For optimal consideration by medical schools, it is recommended that you take the MCAT exam by the end of May and not later than the middle of June in the year that you plan to apply. There may be a disadvantage in taking the exam much later as schools will not carefully consider your application until they receive these scores.  Other applicants will already have their file reviewed and possibly receive interview invitations before your file is reviewed. Perhaps more importantly, however, if you have an unfavorable MCAT score, you will already have invested considerable time and money in the application process before you receive your scores. This costs you valuable time and money that you could have put towards more productive pursuits. There are instances when a later MCAT is a viable option and these should be discussed with the pre-health advisor.

The DAT can be scheduled at any time although applicants should complete the exam during the summer of the year they plan to apply. Delaying the date of your exam will delay your application. Since interviews begin in the early fall, it is to your advantage to provide dental schools with all the necessary information as soon as possible. This includes your DAT scores. You receive the results of your DAT immediately after you complete the exam.

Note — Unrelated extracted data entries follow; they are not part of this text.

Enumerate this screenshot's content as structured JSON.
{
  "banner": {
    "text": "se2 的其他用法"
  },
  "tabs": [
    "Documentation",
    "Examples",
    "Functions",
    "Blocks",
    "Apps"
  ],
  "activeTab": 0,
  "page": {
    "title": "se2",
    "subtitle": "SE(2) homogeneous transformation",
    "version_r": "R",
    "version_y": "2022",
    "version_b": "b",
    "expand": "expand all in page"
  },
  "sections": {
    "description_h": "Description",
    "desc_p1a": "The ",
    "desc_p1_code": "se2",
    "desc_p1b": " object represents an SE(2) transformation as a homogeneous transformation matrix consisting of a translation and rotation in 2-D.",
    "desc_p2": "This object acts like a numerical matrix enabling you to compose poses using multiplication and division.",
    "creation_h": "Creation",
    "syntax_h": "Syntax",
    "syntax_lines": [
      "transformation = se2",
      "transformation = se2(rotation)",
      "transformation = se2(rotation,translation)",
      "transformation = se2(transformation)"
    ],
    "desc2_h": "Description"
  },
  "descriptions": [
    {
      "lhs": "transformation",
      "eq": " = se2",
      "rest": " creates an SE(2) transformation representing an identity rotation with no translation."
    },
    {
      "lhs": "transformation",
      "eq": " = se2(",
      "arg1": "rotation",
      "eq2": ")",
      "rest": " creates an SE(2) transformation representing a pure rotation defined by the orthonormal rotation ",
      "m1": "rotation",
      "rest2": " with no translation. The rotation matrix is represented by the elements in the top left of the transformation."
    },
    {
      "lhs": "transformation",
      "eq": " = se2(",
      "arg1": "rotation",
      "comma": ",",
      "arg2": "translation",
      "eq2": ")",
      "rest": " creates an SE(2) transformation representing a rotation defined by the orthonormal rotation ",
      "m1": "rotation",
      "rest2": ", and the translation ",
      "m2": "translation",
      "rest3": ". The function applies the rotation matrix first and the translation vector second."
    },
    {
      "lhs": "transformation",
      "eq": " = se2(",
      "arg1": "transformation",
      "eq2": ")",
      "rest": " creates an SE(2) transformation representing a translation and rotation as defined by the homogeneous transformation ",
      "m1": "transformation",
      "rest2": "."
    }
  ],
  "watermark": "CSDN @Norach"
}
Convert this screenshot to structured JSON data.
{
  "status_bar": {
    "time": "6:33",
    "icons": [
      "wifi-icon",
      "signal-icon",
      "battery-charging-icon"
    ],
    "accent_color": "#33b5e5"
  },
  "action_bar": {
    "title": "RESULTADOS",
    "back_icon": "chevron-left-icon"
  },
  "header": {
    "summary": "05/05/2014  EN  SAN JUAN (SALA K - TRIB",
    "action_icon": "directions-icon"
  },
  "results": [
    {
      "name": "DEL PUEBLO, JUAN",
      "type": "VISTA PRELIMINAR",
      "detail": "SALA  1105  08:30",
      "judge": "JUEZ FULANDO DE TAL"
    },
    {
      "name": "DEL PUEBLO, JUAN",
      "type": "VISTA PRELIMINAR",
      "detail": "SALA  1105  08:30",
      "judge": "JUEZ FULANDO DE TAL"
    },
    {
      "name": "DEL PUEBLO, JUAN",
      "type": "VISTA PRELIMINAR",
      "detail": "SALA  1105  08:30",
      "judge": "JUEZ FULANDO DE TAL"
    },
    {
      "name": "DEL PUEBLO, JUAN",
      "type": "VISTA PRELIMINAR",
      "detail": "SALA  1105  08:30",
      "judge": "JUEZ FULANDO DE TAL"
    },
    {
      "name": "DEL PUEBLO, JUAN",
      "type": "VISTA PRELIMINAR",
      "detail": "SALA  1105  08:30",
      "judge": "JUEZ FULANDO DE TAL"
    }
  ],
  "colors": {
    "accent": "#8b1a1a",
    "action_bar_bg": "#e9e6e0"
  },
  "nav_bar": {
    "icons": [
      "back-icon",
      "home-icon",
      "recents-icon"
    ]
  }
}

The OAT can be scheduled any time through a prometrics testing site.  There is a 90 day waiting period between examinations should you desire to repeat the exam.  Optimal time by which to complete the exam varies from school to school, but in order to utilize the HPAO Committee Process, you should complete the OAT by October 30 of your application year.

You should only retake the exam if you were not adequately prepared the first time or if you had a bad experience that day. Most applicants do not significantly change their score unless they significantly change their preparation. Since medical schools vary in how they view multiple MCAT results (some take the highest, others the most recent, others an average of all exams) applicants should plan to take the exam only once and NEVER TAKE THE EXAM UNLESS YOU HAVE FULLY PREPARED.